Moyen Âge (Ve – XVe siècles)
Rabbi Yehouda Halevi (Espagne, XIe-XIIe siècles), Philosophe, poète mystique. Écrit : “Mon cœur est en Orient, et moi je suis au bout de l’Occident”. Il finit par partir pour Eretz Israël, où il serait mort en arrivant à Jérusalem. Son œuvre inspire un retour spirituel et physique.
Maïmonide (XIIe siècle, Égypte). Bien que rationaliste, il affirme dans le Michné Torah l’importance du retour à la Terre d’Israël. Il y fait un bref séjour.

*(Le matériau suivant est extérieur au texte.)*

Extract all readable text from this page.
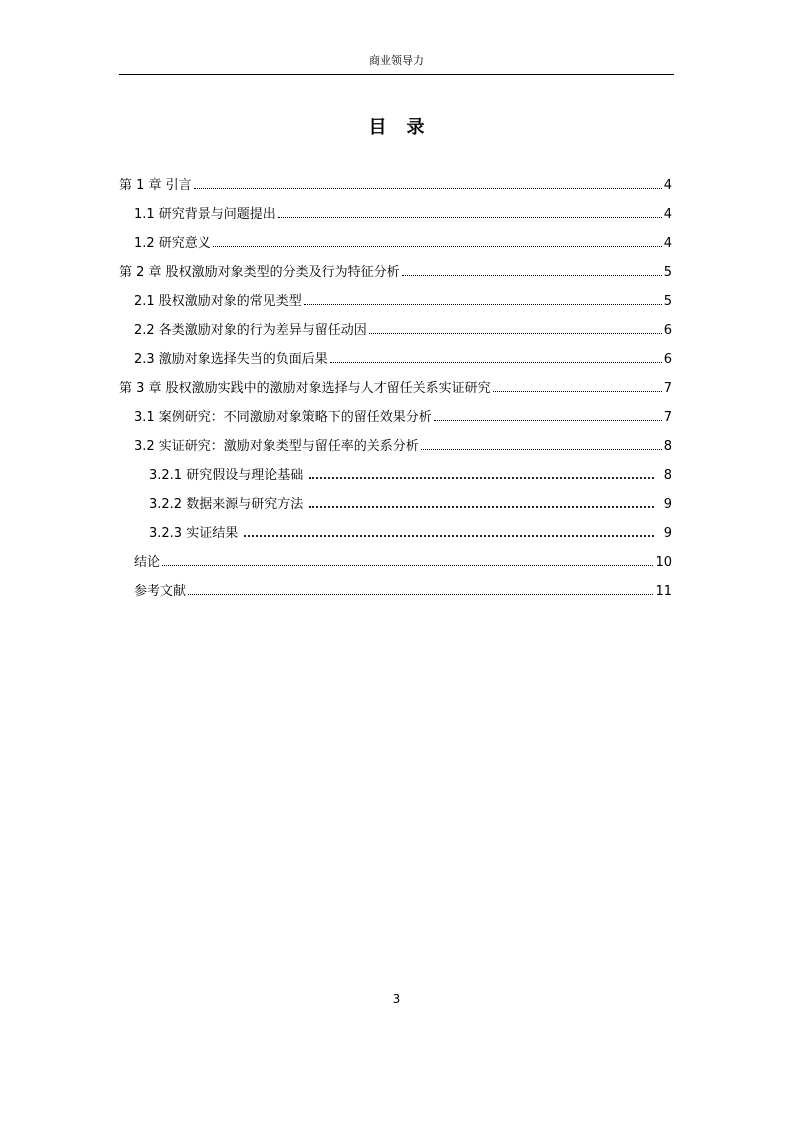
商业领导力
目录
第 1 章 引言	4
1.1 研究背景与问题提出	4
1.2 研究意义	4
第 2 章 股权激励对象类型的分类及行为特征分析	5
2.1 股权激励对象的常见类型	5
2.2 各类激励对象的行为差异与留任动因	6
2.3 激励对象选择失当的负面后果	6
第 3 章 股权激励实践中的激励对象选择与人才留任关系实证研究	7
3.1 案例研究：不同激励对象策略下的留任效果分析	7
3.2 实证研究：激励对象类型与留任率的关系分析	8
3.2.1 研究假设与理论基础	8
3.2.2 数据来源与研究方法	9
3.2.3 实证结果	9
结论	10
参考文献	11
3
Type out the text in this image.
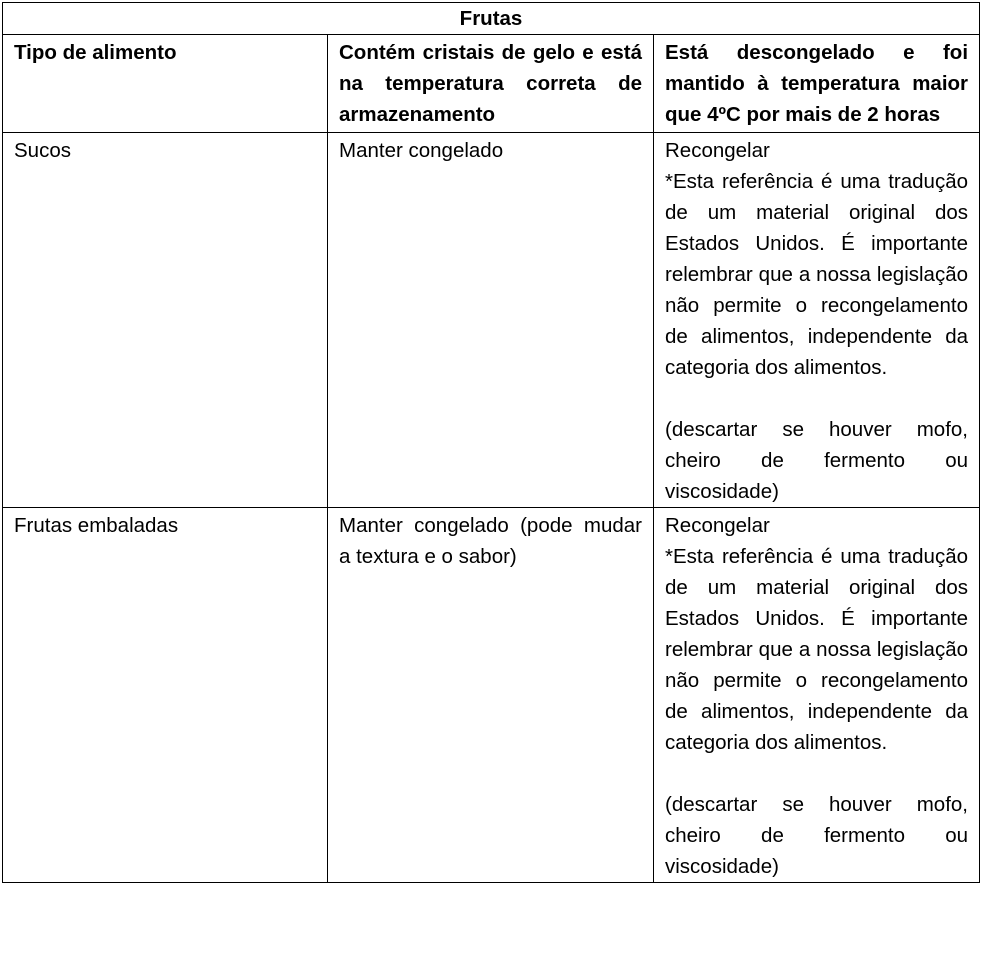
Frutas		
Tipo de alimento	Contém cristais de gelo e está na temperatura correta de armazenamento	Está descongelado e foi mantido à temperatura maior que 4ºC por mais de 2 horas
Sucos	Manter congelado	Recongelar

*Esta referência é uma tradução de um material original dos Estados Unidos. É importante relembrar que a nossa legislação não permite o recongelamento de alimentos, independente da categoria dos alimentos.

(descartar se houver mofo, cheiro de fermento ou viscosidade)

Frutas embaladas	Manter congelado (pode mudar a textura e o sabor)	Recongelar

*Esta referência é uma tradução de um material original dos Estados Unidos. É importante relembrar que a nossa legislação não permite o recongelamento de alimentos, independente da categoria dos alimentos.

(descartar se houver mofo, cheiro de fermento ou viscosidade)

De nombreux de groupes juifs font des Aliyot (montées) de groupes juifs au fil des siècles : Montée de Juifs du Yémen au XIIe siècle. Montées de certains mystiques ou ascètes ashkénazes et séfarades (XIIIe–XVe s.). Notamment la montée de disciples du Ramban (Nahmanide) après l’expulsion d’Espagne.
Époque moderne (XVIe – XVIIIe siècles)
Rabbi Isaac Louria (Ari Zal, XVIe siècle, Safed) est un Kabbaliste majeur. Sa présence en Galilée attire de nombreux juifs. La mystique lourianique voit dans le retour à Sion une étape messianique.
Don Isaac Abravanel au XVe siècle est un penseur exilé d’Espagne qui voit dans les souffrances juives un prélude à la rédemption nationale.
Sabbataï Tsevi au XVIIe siècle est un faux messie qui promet le retour physique à Sion, mobilisant des foules entières à cette idée.
Rabbi Yehouda he-Hasid Conduit un groupe de Juifs ashkénazes à Jérusalem en 1700. C’est le premier mouvement collectif d’ »Aliyah organisée ».
Vilna Gaon au XVIIIe siècle et ses disciples, les « Peroushim »), inspirés par une lecture kabbalistique et messianique, partent s’installer en Terre d’Israël à partir de 1808.